Un sport russe fait irruption sur les bords du fleuve Congo
Le 24 juin, dans l’enceinte feutrée du Centre culturel russe de Brazzaville, le public a découvert une discipline encore confidentielle : le mas-wrestling. Entre les motifs brodés des châles sibériens, les caméras braquées et l’odeur de résine qui émanait d’un bâton de démonstration, Jarny Varnel Kimpedi, 27 ans, a pris la parole. Il n’a pas seulement exhibé la médaille de bronze arrachée au championnat du monde 2022 des moins de 60 kg ; il a surtout déroulé une vision ambitieuse : faire de la capitale congolaise un nouveau foyer de cette lutte yakoute où la stratégie se dispute à la force brute.
L’itinéraire académique et musculaire d’un jeune ambitieux
Inscrit en master à l’Université d’État d’Oufa, en République du Bachkortostan, l’étudiant-athlète jongle depuis quatre ans entre séminaires de géopolitique énergétique et séances d’hyper-extension. « Les amphithéâtres m’entraînent l’esprit, la salle me forge le caractère », résume-t-il avec un aplomb qui rappelle les aphorismes de Nelson Mandela. Son curriculum est éloquent : champion universitaire de Russie, plusieurs podiums continentaux et une place dans le Top 5 mondial. La directrice du Centre, Maria Fakhrutdinova, n’a pas ménagé ses éloges, soulignant « la valeur diplomatique du sport lorsqu’il bâtit des passerelles entre deux jeunesses en quête d’accomplissement ».
De la toundra aux Tropiques, les racines d’une lutte ancestrale
Aux confins glacés de la Yakoutie, le mas-wrestling est né dans les campements de chasseurs éleveurs, où l’on testait la résistance des tendons autour d’un bâton de bouleau long de cinquante centimètres.
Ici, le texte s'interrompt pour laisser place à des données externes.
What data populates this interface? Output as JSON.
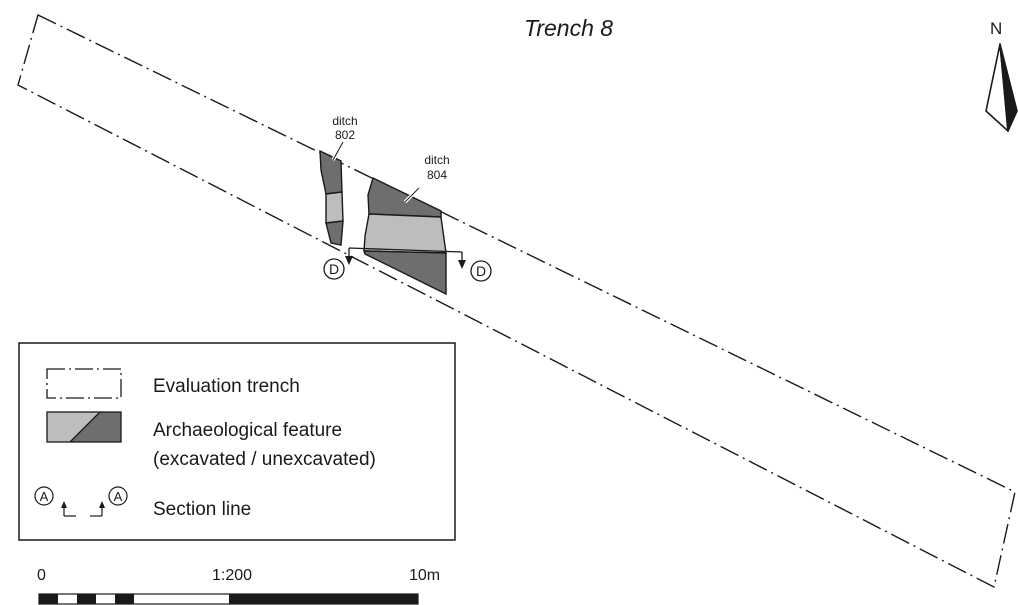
{
  "title": "Trench 8",
  "north_arrow": {
    "label": "N",
    "icon": "north-arrow-icon"
  },
  "features": [
    {
      "name_line": "ditch",
      "number": "802"
    },
    {
      "name_line": "ditch",
      "number": "804"
    }
  ],
  "section": {
    "label": "D"
  },
  "legend": {
    "items": [
      {
        "icon": "dash-dot-rectangle-icon",
        "label": "Evaluation trench"
      },
      {
        "icon": "two-tone-feature-swatch-icon",
        "label": "Archaeological feature",
        "label_line2": "(excavated / unexcavated)"
      },
      {
        "icon": "section-line-symbol-icon",
        "label": "Section line",
        "marker": "A"
      }
    ]
  },
  "scale_bar": {
    "start_label": "0",
    "ratio_label": "1:200",
    "end_label": "10m"
  },
  "colors": {
    "unexcavated": "#6e6e6e",
    "excavated": "#bdbdbd",
    "line": "#1a1a1a",
    "background": "#ffffff"
  }
}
Deux adversaires s’assoient, plantes des pieds contre une planche et tirent de toutes leurs fibres jusqu’à faire rompre l’équilibre de l’autre. La Fédération internationale, créée en 2012, codifie désormais des catégories de poids, un arbitrage vidéo et des plateaux télévisés. Pourtant, la magie opère toujours : rien n’a été ajouté ni retiré à l’épure d’origine, sinon les décibels des commentateurs et la promesse de médailles.
Diplomatie sportive et stratégie d’implantation locale
Avant de s’envoler pour le septième championnat du monde organisé en Mongolie fin juillet, Kimpedi entend structurer à Brazzaville une Association congolaise de mas-wrestling en partenariat avec le Centre africain de la discipline. Les démarches administratives sont en cours auprès du ministère des Sports, séduit par la perspective d’un sport à la fois peu coûteux en équipement et fort en visibilité. Des salles de musculation des quartiers de Mfilou aux cours d’école de Poto-Poto, des démonstrations publiques sont programmées pour attiser la curiosité. « Je veux transmettre ce que j’ai appris en Russie ; le bâton devient une craie qui écrit un nouveau chapitre pour nos jeunes », insiste le champion.
Quel horizon pour la jeunesse brazzavilloise ?
Dans une ville où le football et le basket monopolisent l’affichage, l’arrivée d’une discipline de niche intrigue autant qu’elle questionne. Les sociologues du sport rappellent que les pratiques de force ont souvent servi d’ascenseur social dans les métropoles africaines, surtout lorsqu’elles valorisent la discipline individuelle et la visibilité internationale. Pour le nutritionniste Étienne Nziengui, « le mas-wrestling peut détourner les jeunes des stéroïdes de contrebande en leur fournissant un cadre fédéral et des contrôles anti-dopage modernes ». Les observateurs restent toutefois prudents : la création de clubs, la formation d’arbitres et la sécurisation de financements privés demeurent des chantiers exigeants dans un contexte budgétaire contraint.
Un bâton pour lever les barrières, une poignée pour unir les peuples
À l’issue de la conférence, le public a tenté l’épreuve mythique, jambes tendues, mains serrées sur le bâton. Cris, rires et quelques ampoules ont scellé l’expérience. On ne sait pas encore si le mas-wrestling percera durablement dans les ruelles sablonneuses de Talangaï, mais la démarche de Kimpedi révèle une constante : la jeunesse congolaise guette des récits d’ascension qui lui ressemblent. Si l’Association voit le jour et qu’un championnat national s’esquisse, Brazzaville pourrait bien devenir l’une des plaques tournantes africaines d’une discipline où la victoire se mesure à la fois en newtons et en volonté. Le champion, lui, se dit déjà « prêt à tenir le bâton pour que d’autres y impriment leurs rêves ».